Appeal from an order of the Supreme Court (Connor, J.), entered November 29, 2004 in Columbia County, which, inter alia, denied plaintiffs motion for partial summary judgment on the issue of defendant Long Lake Associates’ liability pursuant to Labor Law § 240 (1).
Plaintiff was injured while framing the interior walls of a residence being built by defendant Long Lake Associates (hereinafter defendant) in the Town of Ancram, Columbia County. The home was designed with an open, two-story living and dining area that could be observed from the second floor. At the time of the accident, plaintiff was installing a ceiling header in a second-floor closet abutting the vaulted rooms when he stepped *929backwards into an open space between the exposed studs of the wall behind him and fell eight or nine feet to the first floor.
Plaintiff commenced this action alleging negligence and violations of Labor Law §§ 200, 240 and 241. After some discovery, plaintiff moved for partial summary judgment on the issue of defendant’s liability pursuant to Labor Law § 240 (1). Supreme Court denied the motion, prompting this appeal.
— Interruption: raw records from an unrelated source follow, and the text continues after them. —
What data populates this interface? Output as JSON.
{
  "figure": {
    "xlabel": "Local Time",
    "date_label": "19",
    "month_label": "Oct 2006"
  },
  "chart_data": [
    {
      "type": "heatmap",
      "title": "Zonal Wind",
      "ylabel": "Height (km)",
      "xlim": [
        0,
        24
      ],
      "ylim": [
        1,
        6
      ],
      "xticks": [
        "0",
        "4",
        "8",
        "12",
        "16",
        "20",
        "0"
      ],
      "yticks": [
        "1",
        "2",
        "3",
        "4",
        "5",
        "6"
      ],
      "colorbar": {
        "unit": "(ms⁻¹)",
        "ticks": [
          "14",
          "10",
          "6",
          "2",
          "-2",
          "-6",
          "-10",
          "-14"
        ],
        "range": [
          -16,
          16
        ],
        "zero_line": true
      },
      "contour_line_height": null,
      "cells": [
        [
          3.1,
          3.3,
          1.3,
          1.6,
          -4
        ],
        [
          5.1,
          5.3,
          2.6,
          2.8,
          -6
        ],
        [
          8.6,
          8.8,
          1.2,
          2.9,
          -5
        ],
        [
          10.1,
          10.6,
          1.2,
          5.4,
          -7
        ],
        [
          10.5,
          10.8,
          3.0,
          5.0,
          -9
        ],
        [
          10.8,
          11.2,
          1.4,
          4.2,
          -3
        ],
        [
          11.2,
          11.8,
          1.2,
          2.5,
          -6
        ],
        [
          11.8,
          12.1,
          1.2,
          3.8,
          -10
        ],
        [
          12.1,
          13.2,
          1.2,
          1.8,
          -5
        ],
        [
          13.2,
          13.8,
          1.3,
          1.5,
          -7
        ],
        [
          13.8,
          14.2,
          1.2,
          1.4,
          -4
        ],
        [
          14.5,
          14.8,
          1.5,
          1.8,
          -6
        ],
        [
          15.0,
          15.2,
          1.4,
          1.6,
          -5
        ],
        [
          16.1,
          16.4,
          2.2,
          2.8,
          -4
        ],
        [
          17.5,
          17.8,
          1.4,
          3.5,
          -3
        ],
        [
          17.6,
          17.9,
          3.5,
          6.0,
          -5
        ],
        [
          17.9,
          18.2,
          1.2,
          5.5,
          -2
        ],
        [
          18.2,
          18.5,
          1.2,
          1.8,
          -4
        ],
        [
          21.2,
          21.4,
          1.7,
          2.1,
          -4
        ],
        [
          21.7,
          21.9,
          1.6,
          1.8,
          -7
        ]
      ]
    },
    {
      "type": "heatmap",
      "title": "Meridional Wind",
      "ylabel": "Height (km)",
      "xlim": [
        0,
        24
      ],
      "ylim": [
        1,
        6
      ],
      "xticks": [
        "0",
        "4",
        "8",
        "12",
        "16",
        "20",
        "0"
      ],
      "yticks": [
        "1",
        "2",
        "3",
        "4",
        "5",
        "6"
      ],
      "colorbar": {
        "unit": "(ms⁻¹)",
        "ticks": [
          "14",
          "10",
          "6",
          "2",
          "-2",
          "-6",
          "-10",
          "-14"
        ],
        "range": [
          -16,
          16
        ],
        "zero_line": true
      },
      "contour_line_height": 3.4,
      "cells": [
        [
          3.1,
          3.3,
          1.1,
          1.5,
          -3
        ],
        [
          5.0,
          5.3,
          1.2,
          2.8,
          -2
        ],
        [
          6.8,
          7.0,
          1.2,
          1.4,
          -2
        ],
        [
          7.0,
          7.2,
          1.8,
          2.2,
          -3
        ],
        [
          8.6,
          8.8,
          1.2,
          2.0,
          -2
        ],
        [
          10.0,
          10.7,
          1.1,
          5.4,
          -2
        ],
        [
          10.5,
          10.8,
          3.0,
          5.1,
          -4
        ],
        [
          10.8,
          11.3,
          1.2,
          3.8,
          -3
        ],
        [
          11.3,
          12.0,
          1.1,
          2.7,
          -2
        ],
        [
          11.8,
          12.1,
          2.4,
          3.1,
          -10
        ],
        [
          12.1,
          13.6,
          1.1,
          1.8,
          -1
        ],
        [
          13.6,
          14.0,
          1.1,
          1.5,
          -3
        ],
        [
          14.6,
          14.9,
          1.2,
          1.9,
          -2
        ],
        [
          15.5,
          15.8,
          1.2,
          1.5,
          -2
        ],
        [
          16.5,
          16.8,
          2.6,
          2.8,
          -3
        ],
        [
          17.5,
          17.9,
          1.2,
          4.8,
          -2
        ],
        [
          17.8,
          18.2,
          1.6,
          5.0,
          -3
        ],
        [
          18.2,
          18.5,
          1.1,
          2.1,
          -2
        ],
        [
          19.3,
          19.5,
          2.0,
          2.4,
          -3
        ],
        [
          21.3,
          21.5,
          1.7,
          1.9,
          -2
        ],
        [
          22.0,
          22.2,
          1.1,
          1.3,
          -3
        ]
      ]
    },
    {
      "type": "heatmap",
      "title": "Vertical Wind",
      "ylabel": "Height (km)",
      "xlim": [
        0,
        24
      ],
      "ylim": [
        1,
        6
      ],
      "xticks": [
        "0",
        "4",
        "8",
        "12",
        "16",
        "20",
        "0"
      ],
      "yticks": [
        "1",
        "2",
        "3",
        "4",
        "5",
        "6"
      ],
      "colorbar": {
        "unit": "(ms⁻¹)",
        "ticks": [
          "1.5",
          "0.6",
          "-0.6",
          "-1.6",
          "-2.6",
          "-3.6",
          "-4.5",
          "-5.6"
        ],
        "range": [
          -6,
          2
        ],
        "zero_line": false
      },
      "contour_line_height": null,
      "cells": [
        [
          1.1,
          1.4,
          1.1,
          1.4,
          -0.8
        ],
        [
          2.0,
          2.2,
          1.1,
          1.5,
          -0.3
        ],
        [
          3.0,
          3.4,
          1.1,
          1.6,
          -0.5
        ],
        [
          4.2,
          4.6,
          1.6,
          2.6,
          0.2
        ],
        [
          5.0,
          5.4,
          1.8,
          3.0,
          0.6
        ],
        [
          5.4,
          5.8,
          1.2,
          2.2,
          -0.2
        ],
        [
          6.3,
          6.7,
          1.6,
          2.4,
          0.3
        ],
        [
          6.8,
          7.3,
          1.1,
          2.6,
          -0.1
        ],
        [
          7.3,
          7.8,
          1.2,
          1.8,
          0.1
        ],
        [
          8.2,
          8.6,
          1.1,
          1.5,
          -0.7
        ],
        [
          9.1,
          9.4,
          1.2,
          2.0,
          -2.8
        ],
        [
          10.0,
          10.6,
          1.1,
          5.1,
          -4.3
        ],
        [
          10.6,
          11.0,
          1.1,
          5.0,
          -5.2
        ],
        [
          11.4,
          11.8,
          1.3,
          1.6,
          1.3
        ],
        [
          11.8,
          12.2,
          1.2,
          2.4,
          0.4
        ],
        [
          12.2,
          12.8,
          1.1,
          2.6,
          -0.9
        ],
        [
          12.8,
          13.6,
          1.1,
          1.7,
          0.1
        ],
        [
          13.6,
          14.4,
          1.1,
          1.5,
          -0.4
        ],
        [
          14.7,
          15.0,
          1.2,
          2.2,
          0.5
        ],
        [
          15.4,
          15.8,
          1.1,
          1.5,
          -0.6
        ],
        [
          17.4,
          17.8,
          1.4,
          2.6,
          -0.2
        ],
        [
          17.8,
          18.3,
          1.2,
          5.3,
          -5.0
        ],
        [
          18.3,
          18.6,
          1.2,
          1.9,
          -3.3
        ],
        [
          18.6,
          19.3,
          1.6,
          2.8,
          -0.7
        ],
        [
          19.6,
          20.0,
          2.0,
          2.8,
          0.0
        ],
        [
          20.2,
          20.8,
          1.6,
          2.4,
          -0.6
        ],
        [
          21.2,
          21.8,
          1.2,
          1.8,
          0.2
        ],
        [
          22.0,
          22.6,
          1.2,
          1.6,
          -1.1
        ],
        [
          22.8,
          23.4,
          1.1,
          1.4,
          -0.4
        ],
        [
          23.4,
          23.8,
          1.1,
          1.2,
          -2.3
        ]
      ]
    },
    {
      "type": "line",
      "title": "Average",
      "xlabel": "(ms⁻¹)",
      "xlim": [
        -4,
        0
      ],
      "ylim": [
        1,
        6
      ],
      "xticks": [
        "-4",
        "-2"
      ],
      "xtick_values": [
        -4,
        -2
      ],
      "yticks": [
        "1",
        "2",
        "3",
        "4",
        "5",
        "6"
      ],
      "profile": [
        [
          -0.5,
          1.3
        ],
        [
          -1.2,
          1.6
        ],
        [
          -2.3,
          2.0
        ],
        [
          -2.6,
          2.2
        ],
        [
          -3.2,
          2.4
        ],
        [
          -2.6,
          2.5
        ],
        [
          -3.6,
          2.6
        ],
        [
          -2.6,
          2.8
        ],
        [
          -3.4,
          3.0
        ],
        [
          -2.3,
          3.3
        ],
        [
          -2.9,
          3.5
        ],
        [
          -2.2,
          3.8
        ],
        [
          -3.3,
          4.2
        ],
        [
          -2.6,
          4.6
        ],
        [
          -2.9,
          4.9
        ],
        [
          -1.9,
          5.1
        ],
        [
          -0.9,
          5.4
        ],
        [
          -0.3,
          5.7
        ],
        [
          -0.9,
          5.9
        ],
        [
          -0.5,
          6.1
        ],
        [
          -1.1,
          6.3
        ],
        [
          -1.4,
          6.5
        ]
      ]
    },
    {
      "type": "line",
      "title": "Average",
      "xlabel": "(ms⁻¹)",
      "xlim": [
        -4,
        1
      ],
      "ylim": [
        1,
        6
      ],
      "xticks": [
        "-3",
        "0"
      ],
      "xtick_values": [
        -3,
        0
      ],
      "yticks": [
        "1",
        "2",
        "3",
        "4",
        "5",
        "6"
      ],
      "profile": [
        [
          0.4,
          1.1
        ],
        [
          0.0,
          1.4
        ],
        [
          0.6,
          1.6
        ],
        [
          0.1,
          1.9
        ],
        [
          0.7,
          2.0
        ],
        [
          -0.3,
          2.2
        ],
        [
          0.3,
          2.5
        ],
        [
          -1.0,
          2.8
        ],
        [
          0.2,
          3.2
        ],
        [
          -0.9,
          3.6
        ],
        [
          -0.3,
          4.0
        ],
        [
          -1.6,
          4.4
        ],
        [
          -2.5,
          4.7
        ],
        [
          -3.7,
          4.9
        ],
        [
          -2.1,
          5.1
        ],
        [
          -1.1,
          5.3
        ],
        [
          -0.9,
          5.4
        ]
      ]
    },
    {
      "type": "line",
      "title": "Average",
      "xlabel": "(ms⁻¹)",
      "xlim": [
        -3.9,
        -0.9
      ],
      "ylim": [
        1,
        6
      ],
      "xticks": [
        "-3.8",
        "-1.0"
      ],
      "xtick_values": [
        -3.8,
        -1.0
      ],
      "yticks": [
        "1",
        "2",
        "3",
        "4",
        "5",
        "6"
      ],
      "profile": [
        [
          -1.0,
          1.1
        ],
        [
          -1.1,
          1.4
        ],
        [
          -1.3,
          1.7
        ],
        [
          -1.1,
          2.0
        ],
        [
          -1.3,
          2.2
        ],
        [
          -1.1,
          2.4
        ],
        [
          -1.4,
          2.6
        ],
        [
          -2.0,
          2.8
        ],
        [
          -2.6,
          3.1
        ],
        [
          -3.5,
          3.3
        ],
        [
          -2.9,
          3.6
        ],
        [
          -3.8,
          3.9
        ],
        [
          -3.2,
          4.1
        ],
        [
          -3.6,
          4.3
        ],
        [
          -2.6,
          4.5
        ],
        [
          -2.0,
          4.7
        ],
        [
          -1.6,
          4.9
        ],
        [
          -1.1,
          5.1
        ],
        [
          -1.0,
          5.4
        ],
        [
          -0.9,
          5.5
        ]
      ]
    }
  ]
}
“The extraordinary protections of Labor Law § 240 (1) extend only to a narrow class of special hazards, and do ‘not encompass any and all perils that may be connected in some tangential way with the effects of gravity’ ” (Nieves v Five Boro A.C. & Refrig. Corp., 93 NY2d 914, 915-916 [1999], quoting Ross v Curtis-Palmer Hydro-Elec. Co., 81 NY2d 494, 501 [1993]; accord D’Egidio v Frontier Ins. Co., 270 AD2d 763, 765 [2000], Iv denied 95 NY2d 765 [2000]). However, the statute unquestionably applies to the risk of falling from an elevated work site and “a work site is ‘elevated’ within the meaning of the statute where the required work itself must be performed at an elevation . . . such that one of the devices enumerated in the statute will safely allow the worker to perform the task” (D’Egidio v Frontier Ins. Co., supra at 765; see generally Ross v Curtis-Palmer Hydro-Elec. Co., supra at 500-501; Rocovich v Consolidated Edison Co., 78 NY2d 509, 513-514 [1991]).
Defendant avers that, inasmuch as plaintiff was standing on a permanently installed floor and not performing work at an elevated level above that surface, Labor Law § 240 (1) does not apply (see e.g. Cundy v New York State Elec. & Gas Corp., 273 AD2d 743, 743-744 [2000], lv denied 95 NY2d 766 [2000]). However, defendant’s analysis overlooks the fact that installation of the ceiling header in question required plaintiff to be in close proximity to a steep elevation from the second floor to the first. Moreover, the absence of finished walls on the second floor exposed plaintiff to an elevation-related risk which rendered the presence of a safety device necessary for the safe completion of his work. Inasmuch as it is uncontroverted that no harness, barricade or other device was in place to prevent plaintiffs fall, and mindful that the statute should be liberally construed to protect workers from injury (see Melber v 6333 Main St., 91 NY2d 759, 762 [1998]; Zimmer v Chemung County Performing Arts, 65 NY2d 513, 520-521 [1985]), we conclude that, under the facts presented herein, Labor Law § 240 (1) was violated as a matter of law and that said violation constituted the proximate cause of plaintiffs injuries (see Curley v Gateway Communications, 250 AD2d 888, 889-890 [1998]; LaJeunesse v Feinman, 218 AD2d 827, 828-829 [1995]; Nichols v Deer Run Invs., 204 *930AD2d 929, 932 [1994]; Flansburg v Merritt Meridian Constr. Corp., 191 AD2d 756, 756-757 [1993]).
Peters, Spain, Carpinello and Kane, JJ., concur. Ordered that the order is modified, on the law, with costs to plaintiff, by reversing so much thereof as denied plaintiffs motion for partial summary judgment; motion granted, summary judgment awarded to plaintiff on the issue of defendant Long Lake Associates’ liability under Labor Law § 240 (1); and, as so modified, affirmed.